Je l’avais rencontrée jadis, à une époque où je n’étais plus une jeune fille mais peinais à me sentir femme pour autant. Mes buts étaient flous, par contre mon manque de confiance en moi était quant à lui bien clair et, dans ce vaste tourment existentiel qui me faisait virevolter de terreur, elle était tombée à pic.

Notre rencontre fut un hasard, calculé par le doute et la tristesse qui m’avaient poussée un soir chez un ami, un des seuls qui comprenait... qui me comprenait. Elle était là, plantée devant moi avec son air compatissant qui pourtant ne laissait transparaître que peu d’émotions. Elle était une amie de longue date de mon hôte, pour qui elle avait comme un rôle d’héroïne de par son non jugement et sa capacité à donner du réconfort par la simple force de sa présence. Et sur un air de Back to Black, une sorte de coup de foudre émotionnel retentit entre nous ; je sus à ce moment même qu’elle changerait ma vie, d’une façon ou d’une autre.
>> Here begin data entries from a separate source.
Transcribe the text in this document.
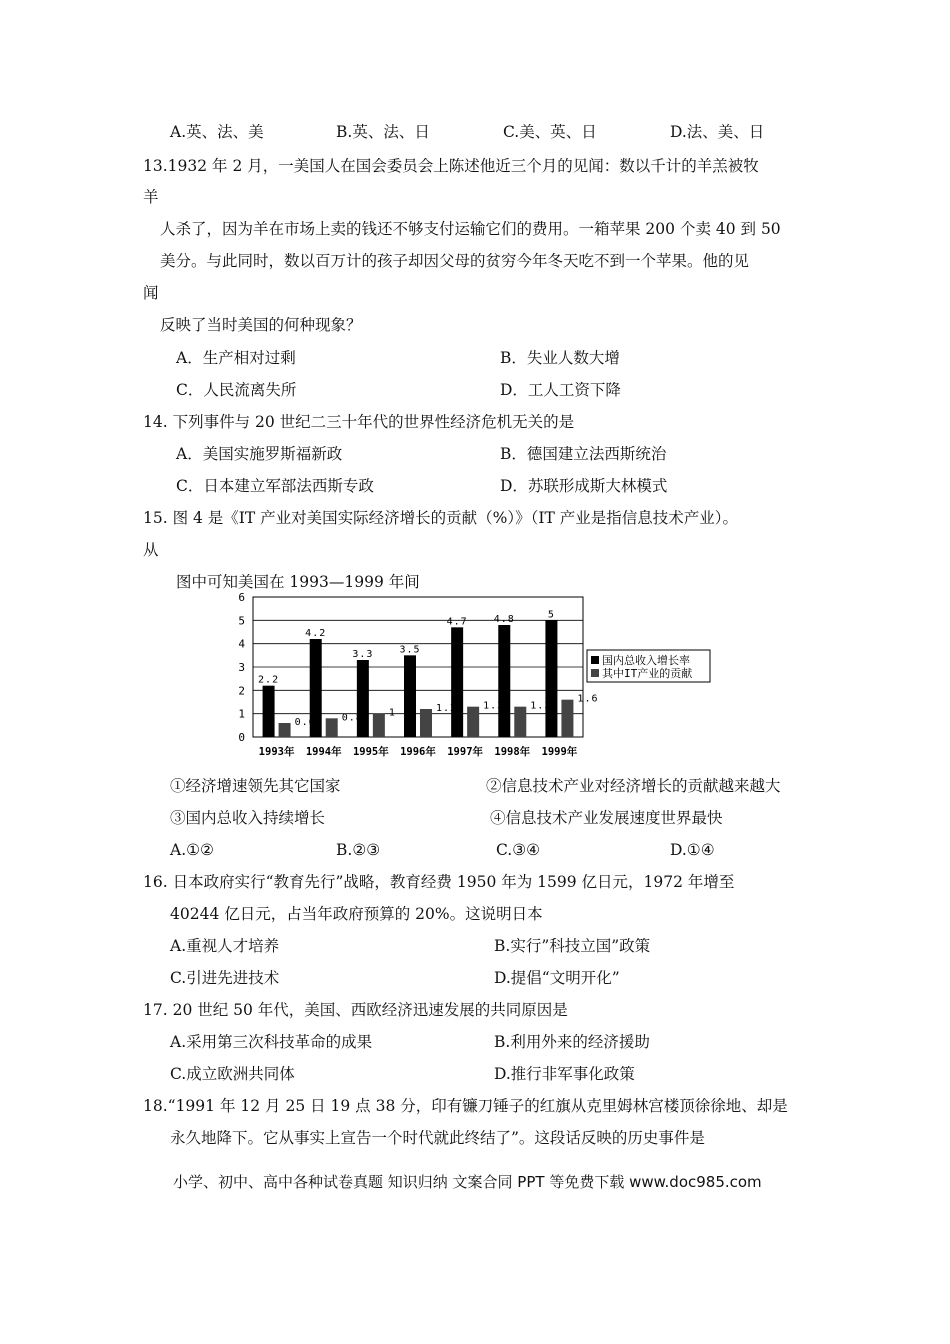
A.英、法、美	B.英、法、日	C.美、英、日	D.法、美、日
13.1932 年 2 月，一美国人在国会委员会上陈述他近三个月的见闻：数以千计的羊羔被牧
羊
人杀了，因为羊在市场上卖的钱还不够支付运输它们的费用。一箱苹果 200 个卖 40 到 50
美分。与此同时，数以百万计的孩子却因父母的贫穷今年冬天吃不到一个苹果。他的见
闻
反映了当时美国的何种现象？
A．生产相对过剩	B．失业人数大增
C．人民流离失所	D．工人工资下降
14. 下列事件与 20 世纪二三十年代的世界性经济危机无关的是
A．美国实施罗斯福新政	B．德国建立法西斯统治
C．日本建立军部法西斯专政	D．苏联形成斯大林模式
15. 图 4 是《IT 产业对美国实际经济增长的贡献（%）》（IT 产业是指信息技术产业）。
从
图中可知美国在 1993—1999 年间
0
1
2
3
4
5
6
2.2
0.6
4.2
0.8
3.3
1
3.5
1.2
4.7
1.3
4.8
1.3
5
1.6
1993年 1994年 1995年 1996年 1997年 1998年 1999年
国内总收入增长率
其中IT产业的贡献
①经济增速领先其它国家	②信息技术产业对经济增长的贡献越来越大
③国内总收入持续增长	④信息技术产业发展速度世界最快
A.①②	B.②③	C.③④	D.①④
16. 日本政府实行“教育先行”战略，教育经费 1950 年为 1599 亿日元，1972 年增至
40244 亿日元，占当年政府预算的 20%。这说明日本
A.重视人才培养	B.实行”科技立国”政策
C.引进先进技术	D.提倡“文明开化”
17. 20 世纪 50 年代，美国、西欧经济迅速发展的共同原因是
A.采用第三次科技革命的成果	B.利用外来的经济援助
C.成立欧洲共同体	D.推行非军事化政策
18.“1991 年 12 月 25 日 19 点 38 分，印有镰刀锤子的红旗从克里姆林宫楼顶徐徐地、却是
永久地降下。它从事实上宣告一个时代就此终结了”。这段话反映的历史事件是
小学、初中、高中各种试卷真题 知识归纳 文案合同 PPT 等免费下载 www.doc985.com
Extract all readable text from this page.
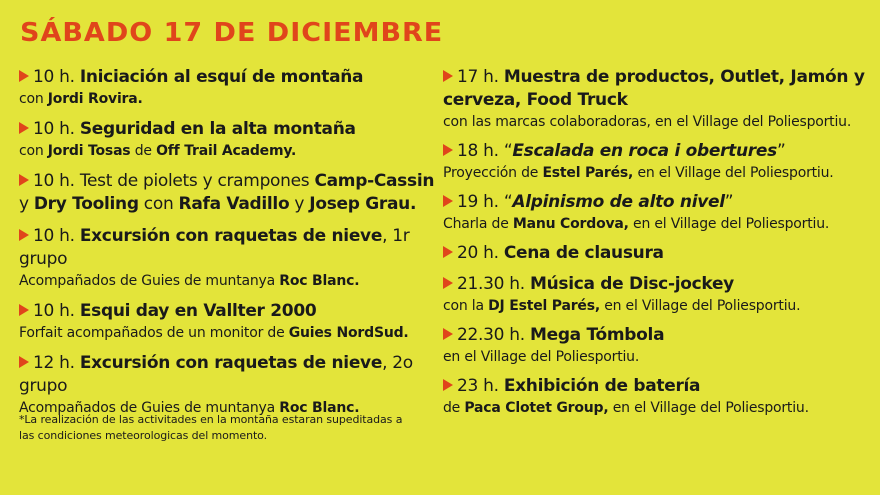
SÁBADO 17 DE DICIEMBRE
10 h. Iniciación al esquí de montaña
con Jordi Rovira.
10 h. Seguridad en la alta montaña
con Jordi Tosas de Off Trail Academy.
10 h. Test de piolets y crampones Camp-Cassin
y Dry Tooling con Rafa Vadillo y Josep Grau.
10 h. Excursión con raquetas de nieve, 1r grupo
Acompañados de Guies de muntanya Roc Blanc.
10 h. Esqui day en Vallter 2000
Forfait acompañados de un monitor de Guies NordSud.
12 h. Excursión con raquetas de nieve, 2o grupo
Acompañados de Guies de muntanya Roc Blanc.
17 h. Muestra de productos, Outlet, Jamón y
cerveza, Food Truck
con las marcas colaboradoras, en el Village del Poliesportiu.
18 h. “Escalada en roca i obertures”
Proyección de Estel Parés, en el Village del Poliesportiu.
19 h. “Alpinismo de alto nivel”
Charla de Manu Cordova, en el Village del Poliesportiu.
20 h. Cena de clausura
21.30 h. Música de Disc-jockey
con la DJ Estel Parés, en el Village del Poliesportiu.
22.30 h. Mega Tómbola
en el Village del Poliesportiu.
23 h. Exhibición de batería
de Paca Clotet Group, en el Village del Poliesportiu.
*La realización de las activitades en la montaña estaran supeditadas a
las condiciones meteorologicas del momento.
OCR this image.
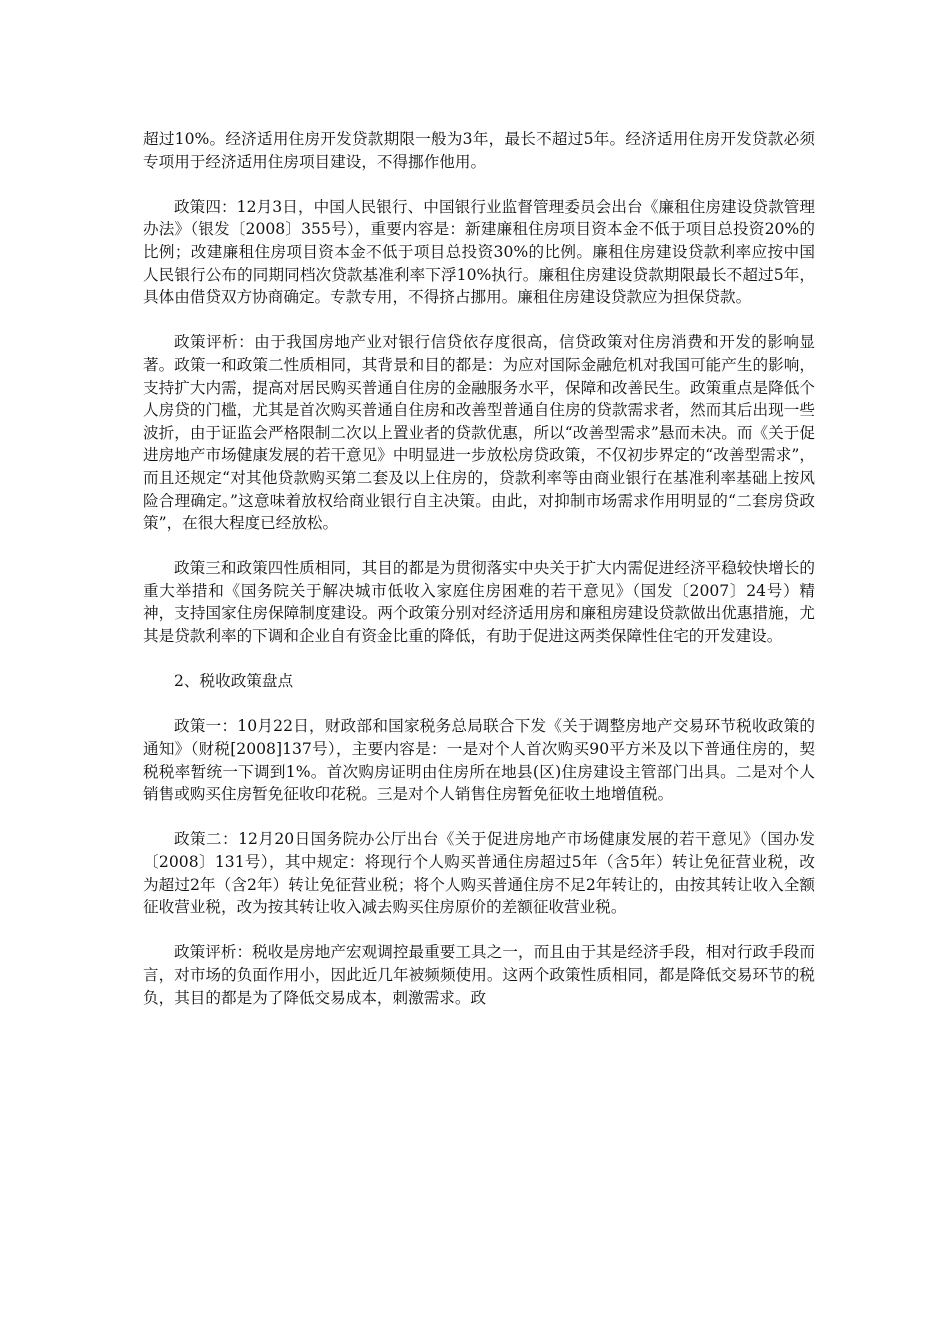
超过10%。经济适用住房开发贷款期限一般为3年，最长不超过5年。经济适用住房开发贷款必须专项用于经济适用住房项目建设，不得挪作他用。

政策四：12月3日，中国人民银行、中国银行业监督管理委员会出台《廉租住房建设贷款管理办法》（银发〔2008〕355号），重要内容是：新建廉租住房项目资本金不低于项目总投资20%的比例；改建廉租住房项目资本金不低于项目总投资30%的比例。廉租住房建设贷款利率应按中国人民银行公布的同期同档次贷款基准利率下浮10%执行。廉租住房建设贷款期限最长不超过5年，具体由借贷双方协商确定。专款专用，不得挤占挪用。廉租住房建设贷款应为担保贷款。

政策评析：由于我国房地产业对银行信贷依存度很高，信贷政策对住房消费和开发的影响显著。政策一和政策二性质相同，其背景和目的都是：为应对国际金融危机对我国可能产生的影响，支持扩大内需，提高对居民购买普通自住房的金融服务水平，保障和改善民生。政策重点是降低个人房贷的门槛，尤其是首次购买普通自住房和改善型普通自住房的贷款需求者，然而其后出现一些波折，由于证监会严格限制二次以上置业者的贷款优惠，所以“改善型需求”悬而未决。而《关于促进房地产市场健康发展的若干意见》中明显进一步放松房贷政策，不仅初步界定的“改善型需求”，而且还规定“对其他贷款购买第二套及以上住房的，贷款利率等由商业银行在基准利率基础上按风险合理确定。”这意味着放权给商业银行自主决策。由此，对抑制市场需求作用明显的“二套房贷政策”，在很大程度已经放松。

政策三和政策四性质相同，其目的都是为贯彻落实中央关于扩大内需促进经济平稳较快增长的重大举措和《国务院关于解决城市低收入家庭住房困难的若干意见》（国发〔2007〕24号）精神，支持国家住房保障制度建设。两个政策分别对经济适用房和廉租房建设贷款做出优惠措施，尤其是贷款利率的下调和企业自有资金比重的降低，有助于促进这两类保障性住宅的开发建设。

2、税收政策盘点

政策一：10月22日，财政部和国家税务总局联合下发《关于调整房地产交易环节税收政策的通知》（财税[2008]137号），主要内容是：一是对个人首次购买90平方米及以下普通住房的，契税税率暂统一下调到1%。首次购房证明由住房所在地县(区)住房建设主管部门出具。二是对个人销售或购买住房暂免征收印花税。三是对个人销售住房暂免征收土地增值税。

政策二：12月20日国务院办公厅出台《关于促进房地产市场健康发展的若干意见》（国办发〔2008〕131号），其中规定：将现行个人购买普通住房超过5年（含5年）转让免征营业税，改为超过2年（含2年）转让免征营业税；将个人购买普通住房不足2年转让的，由按其转让收入全额征收营业税，改为按其转让收入减去购买住房原价的差额征收营业税。

政策评析：税收是房地产宏观调控最重要工具之一，而且由于其是经济手段，相对行政手段而言，对市场的负面作用小，因此近几年被频频使用。这两个政策性质相同，都是降低交易环节的税负，其目的都是为了降低交易成本，刺激需求。政
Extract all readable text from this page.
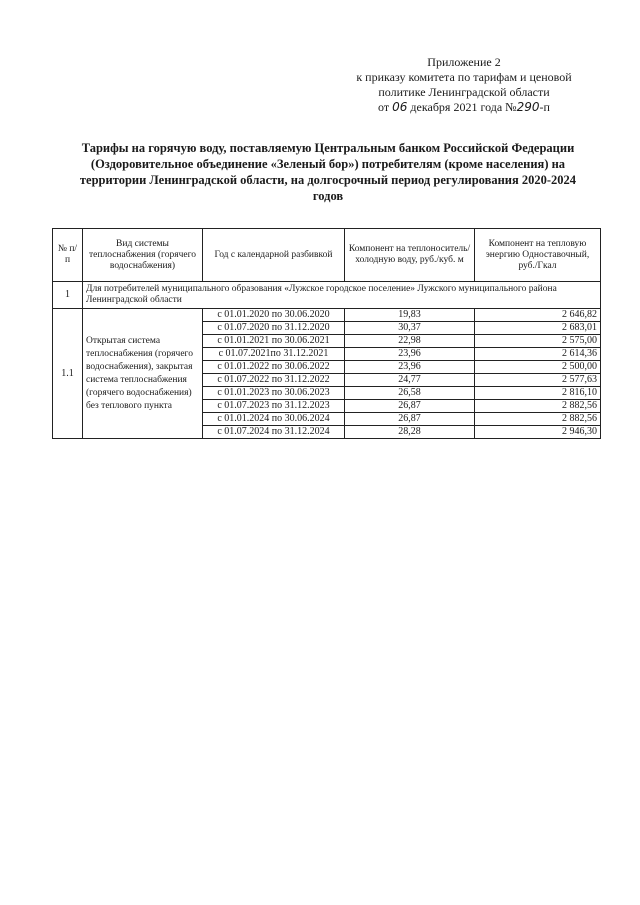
Приложение 2
к приказу комитета по тарифам и ценовой
политике Ленинградской области
от 06 декабря 2021 года №290-п
Тарифы на горячую воду, поставляемую Центральным банком Российской Федерации
(Оздоровительное объединение «Зеленый бор») потребителям (кроме населения) на
территории Ленинградской области, на долгосрочный период регулирования 2020-2024
годов
№ п/п	Вид системы теплоснабжения (горячего водоснабжения)	Год с календарной разбивкой	Компонент на теплоноситель/холодную воду, руб./куб. м	Компонент на тепловую энергию Одноставочный, руб./Гкал
1	Для потребителей муниципального образования «Лужское городское поселение» Лужского муниципального района Ленинградской области			
1.1	Открытая система теплоснабжения (горячего водоснабжения), закрытая система теплоснабжения (горячего водоснабжения) без теплового пункта	с 01.01.2020 по 30.06.2020	19,83	2 646,82
		с 01.07.2020 по 31.12.2020	30,37	2 683,01
		с 01.01.2021 по 30.06.2021	22,98	2 575,00
		с 01.07.2021по 31.12.2021	23,96	2 614,36
		с 01.01.2022 по 30.06.2022	23,96	2 500,00
		с 01.07.2022 по 31.12.2022	24,77	2 577,63
		с 01.01.2023 по 30.06.2023	26,58	2 816,10
		с 01.07.2023 по 31.12.2023	26,87	2 882,56
		с 01.01.2024 по 30.06.2024	26,87	2 882,56
		с 01.07.2024 по 31.12.2024	28,28	2 946,30
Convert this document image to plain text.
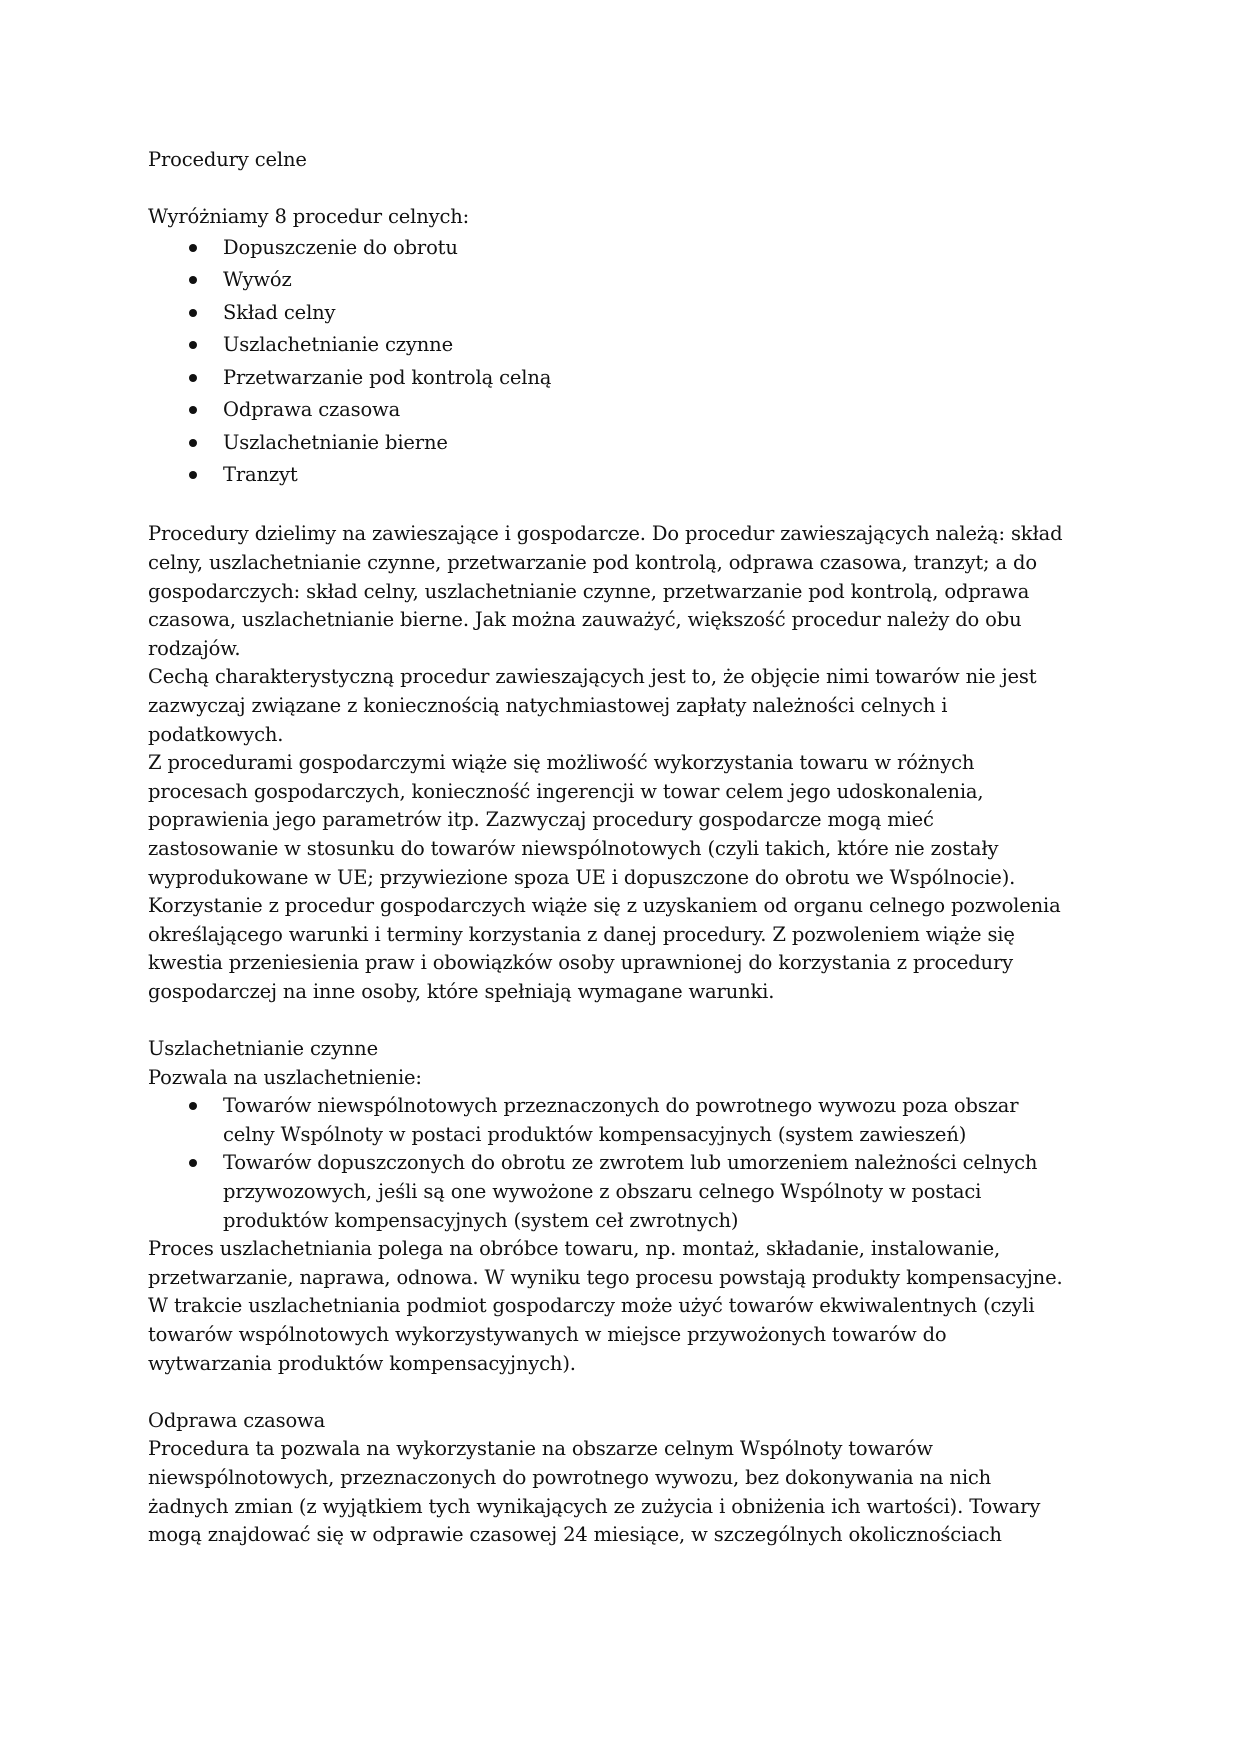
Procedury celne
Wyróżniamy 8 procedur celnych:
Dopuszczenie do obrotu
Wywóz
Skład celny
Uszlachetnianie czynne
Przetwarzanie pod kontrolą celną
Odprawa czasowa
Uszlachetnianie bierne
Tranzyt
Procedury dzielimy na zawieszające i gospodarcze. Do procedur zawieszających należą: skład
celny, uszlachetnianie czynne, przetwarzanie pod kontrolą, odprawa czasowa, tranzyt; a do
gospodarczych: skład celny, uszlachetnianie czynne, przetwarzanie pod kontrolą, odprawa
czasowa, uszlachetnianie bierne. Jak można zauważyć, większość procedur należy do obu
rodzajów.
Cechą charakterystyczną procedur zawieszających jest to, że objęcie nimi towarów nie jest
zazwyczaj związane z koniecznością natychmiastowej zapłaty należności celnych i
podatkowych.
Z procedurami gospodarczymi wiąże się możliwość wykorzystania towaru w różnych
procesach gospodarczych, konieczność ingerencji w towar celem jego udoskonalenia,
poprawienia jego parametrów itp. Zazwyczaj procedury gospodarcze mogą mieć
zastosowanie w stosunku do towarów niewspólnotowych (czyli takich, które nie zostały
wyprodukowane w UE; przywiezione spoza UE i dopuszczone do obrotu we Wspólnocie).
Korzystanie z procedur gospodarczych wiąże się z uzyskaniem od organu celnego pozwolenia
określającego warunki i terminy korzystania z danej procedury. Z pozwoleniem wiąże się
kwestia przeniesienia praw i obowiązków osoby uprawnionej do korzystania z procedury
gospodarczej na inne osoby, które spełniają wymagane warunki.
Uszlachetnianie czynne
Pozwala na uszlachetnienie:
Towarów niewspólnotowych przeznaczonych do powrotnego wywozu poza obszar
celny Wspólnoty w postaci produktów kompensacyjnych (system zawieszeń)
Towarów dopuszczonych do obrotu ze zwrotem lub umorzeniem należności celnych
przywozowych, jeśli są one wywożone z obszaru celnego Wspólnoty w postaci
produktów kompensacyjnych (system ceł zwrotnych)
Proces uszlachetniania polega na obróbce towaru, np. montaż, składanie, instalowanie,
przetwarzanie, naprawa, odnowa. W wyniku tego procesu powstają produkty kompensacyjne.
W trakcie uszlachetniania podmiot gospodarczy może użyć towarów ekwiwalentnych (czyli
towarów wspólnotowych wykorzystywanych w miejsce przywożonych towarów do
wytwarzania produktów kompensacyjnych).
Odprawa czasowa
Procedura ta pozwala na wykorzystanie na obszarze celnym Wspólnoty towarów
niewspólnotowych, przeznaczonych do powrotnego wywozu, bez dokonywania na nich
żadnych zmian (z wyjątkiem tych wynikających ze zużycia i obniżenia ich wartości). Towary
mogą znajdować się w odprawie czasowej 24 miesiące, w szczególnych okolicznościach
Les années passèrent, notre relation que je ne pouvais qualifier d’un simple mot avait évolué. Nous étions maintenant inséparables, comme unies par les liens du sang, affrontant le monde à notre façon même si cela leur déplaisait, tant pis : il est vrai que ma famille ne comprenait pas notre relation qu’elle trouvait contre-nature et décadente : « C’est elle ou nous » me lâchèrent-ils froidement lors d’une de nos nombreuses altercations la concernant. L’ultimatum était tombé, le choix m’était donné mais la lâcheté a toujours été mon option préférée. Je partis donc avec comme seule réponse une larme pleine de remords coulant lentement jusqu’à disparaître complètement, emmenant avec elle mes proches et mes souvenirs passés. En la retrouvant, mes peines s’envolèrent instantanément, laissant agir l’euphorie de nos retrouvailles. Car avec elle je me sentais enfin femme, du moins je ressentais quelque chose de concret et cela était si fort, si agréable.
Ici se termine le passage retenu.